At daybreak Billy Buck emerged from the bunkhouse and stood for a moment on the porch looking up at the sky. He was a broad, bandy-legged little man with a walrus mustache, with square hands, puffed and muscled on the palms. His eyes were a contemplative, watery gray and the hair which protruded from under his Stetson hat was spiky and weathered. Billy was still stuffing his shirt into his blue jeans as he stood on the porch. He unbuckled his belt and tightened it again. The belt showed, by the worn shiny places opposite each hole, the gradual increase of Billy’s middle over a period of years. When he had seen to the weather, Billy cleared each nostril by holding its mate closed with his forefinger and blowing fiercely. Then he walked down to the barn, rubbing his hands together. He curried and brushed two saddle horses in the stalls, talking quietly to them all the time; and he had hardly finished when the iron triangle started ringing at the ranch house. Billy stuck the brush and currycomb together and laid them on the rail, and went up to breakfast. His action had been so deliberate and yet so wasteless of time that he came to the house while Mrs. Tiflin was still ringing the triangle.

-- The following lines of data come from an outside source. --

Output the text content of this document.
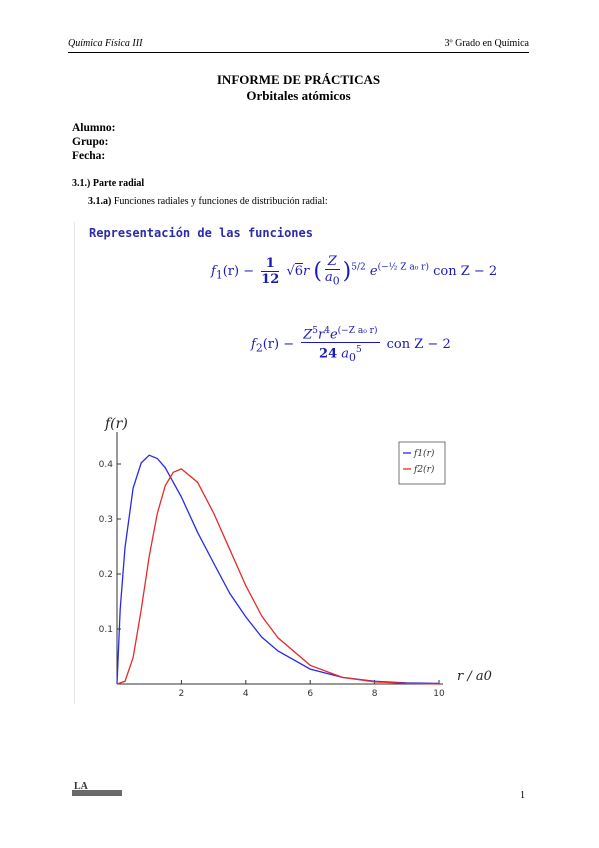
Química Física III	3º Grado en Química
INFORME DE PRÁCTICAS
Orbitales atómicos
Alumno:
Grupo:
Fecha:
3.1.) Parte radial
3.1.a) Funciones radiales y funciones de distribución radial:
Representación de las funciones
$f_1(r) - \frac{1}{12} √6r$ ( $\frac{Z}{a_0} )^{5/2}$ $e^{(-\frac{1}{2} Z a_0 r)}$ con Z − 2
$f_2(r) - \frac{Z^5r^4e^{(-Z a_0 r)}}{24 a_0^5}$ con Z − 2
2	4	6	8	10
0.1
0.2
0.3
0.4
f(r)
r / a0
f1(r)
f2(r)
LA
1
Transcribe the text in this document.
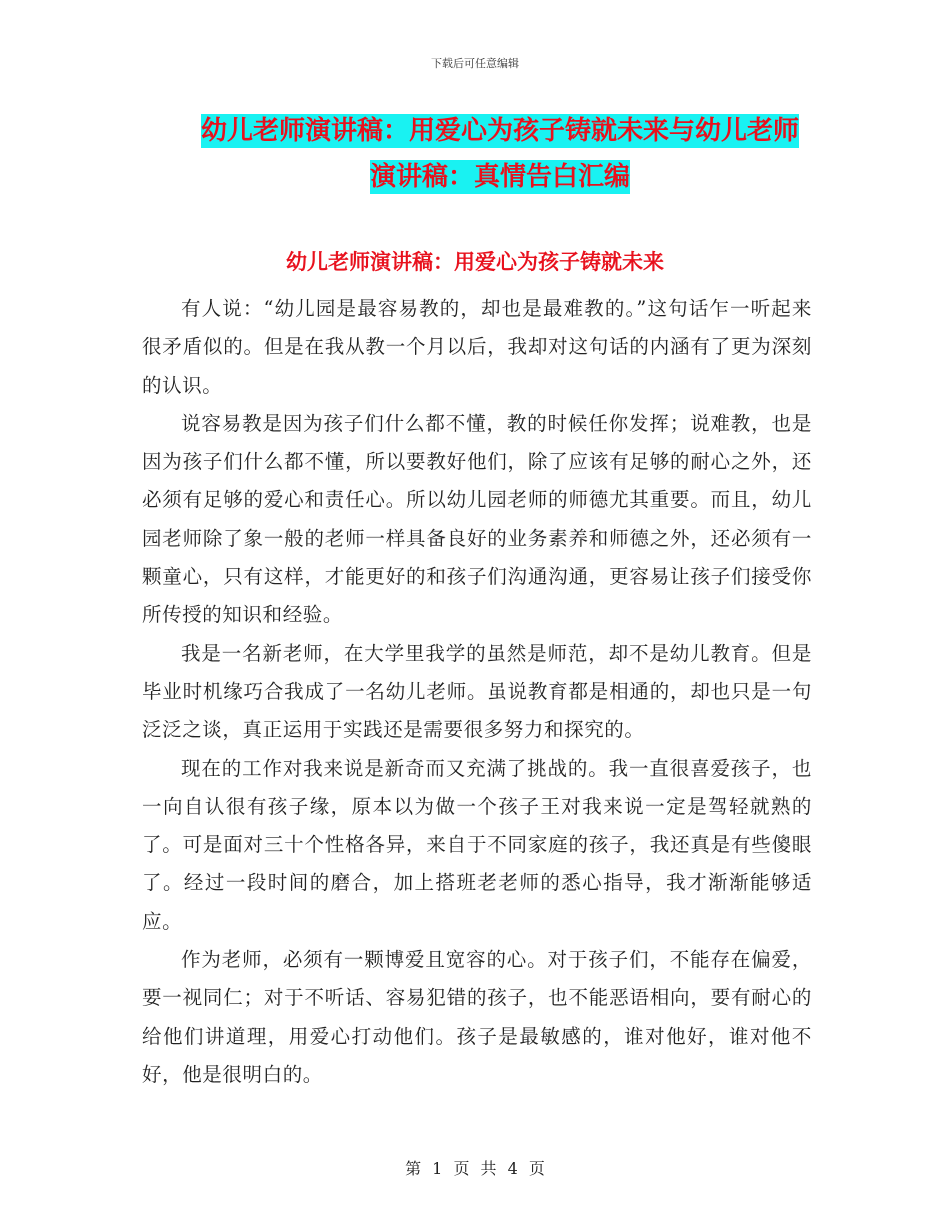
下载后可任意编辑
幼儿老师演讲稿：用爱心为孩子铸就未来与幼儿老师
演讲稿：真情告白汇编
幼儿老师演讲稿：用爱心为孩子铸就未来

有人说：“幼儿园是最容易教的，却也是最难教的。”这句话乍一听起来很矛盾似的。但是在我从教一个月以后，我却对这句话的内涵有了更为深刻的认识。

说容易教是因为孩子们什么都不懂，教的时候任你发挥；说难教，也是因为孩子们什么都不懂，所以要教好他们，除了应该有足够的耐心之外，还必须有足够的爱心和责任心。所以幼儿园老师的师德尤其重要。而且，幼儿园老师除了象一般的老师一样具备良好的业务素养和师德之外，还必须有一颗童心，只有这样，才能更好的和孩子们沟通沟通，更容易让孩子们接受你所传授的知识和经验。

我是一名新老师，在大学里我学的虽然是师范，却不是幼儿教育。但是毕业时机缘巧合我成了一名幼儿老师。虽说教育都是相通的，却也只是一句泛泛之谈，真正运用于实践还是需要很多努力和探究的。

现在的工作对我来说是新奇而又充满了挑战的。我一直很喜爱孩子，也一向自认很有孩子缘，原本以为做一个孩子王对我来说一定是驾轻就熟的了。可是面对三十个性格各异，来自于不同家庭的孩子，我还真是有些傻眼了。经过一段时间的磨合，加上搭班老老师的悉心指导，我才渐渐能够适应。

作为老师，必须有一颗博爱且宽容的心。对于孩子们，不能存在偏爱，要一视同仁；对于不听话、容易犯错的孩子，也不能恶语相向，要有耐心的给他们讲道理，用爱心打动他们。孩子是最敏感的，谁对他好，谁对他不好，他是很明白的。

第 1 页 共 4 页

She nodded her gray head to him and withdrew into the kitchen. Billy Buck sat down on the steps, because he was a cow-hand, and it wouldn’t be fitting that he should go first into the dining-room. He heard Mr. Tiflin in the house, stamping his feet into his boots.
The high jangling note of the triangle put the boy Jody in motion. He was only a little boy, ten years old, with hair like dusty yellow grass and with shy polite gray eyes, and with a mouth that worked when he thought. The triangle picked him up out of sleep. It didn’t occur to him to disobey the harsh note. He never had: no one he knew ever had. He brushed the tangled hair out of his eyes and skinned his nightgown off. In a moment he was dressed—blue chambray shirt and overalls. It was late in the summer, so of course there were no shoes to bother with. In the kitchen he waited until his mother got from in front of the sink and went back to the stove. Then he washed himself and brushed back his wet hair with his fingers. His mother turned sharply on him as he left the sink. Jody looked shyly away.
“I’ve got to cut your hair before long,” his mother said. “Breakfast’s on the table. Go on in, so Billy can come.”
Jody sat at the long table which was covered with white oilcloth washed through to the fabric in some places. The fried eggs lay in rows on their platter. Jody took three eggs on his plate and followed with three thick slices of crisp bacon. He carefully scraped a spot of blood from one of the egg yolks.
Billy Buck clumped in. “That won’t hurt you,” Billy explained. “That’s only a sign the rooster leaves.”
Jody’s tall stern father came in then and Jody knew from the noise on the floor that he was wearing boots, but he looked under the table anyway, to make sure. His father turned off the oil lamp over the table, for plenty of morning light now came through the windows.
Jody did not ask where his father and Billy Buck were riding that day, but he wished he might go along. His father was a disciplinarian. Jody obeyed him in everything without questions of any kind. Now, Carl Tiflin sat down and reached for the egg platter.
“Got the cows ready to go, Billy?” he asked.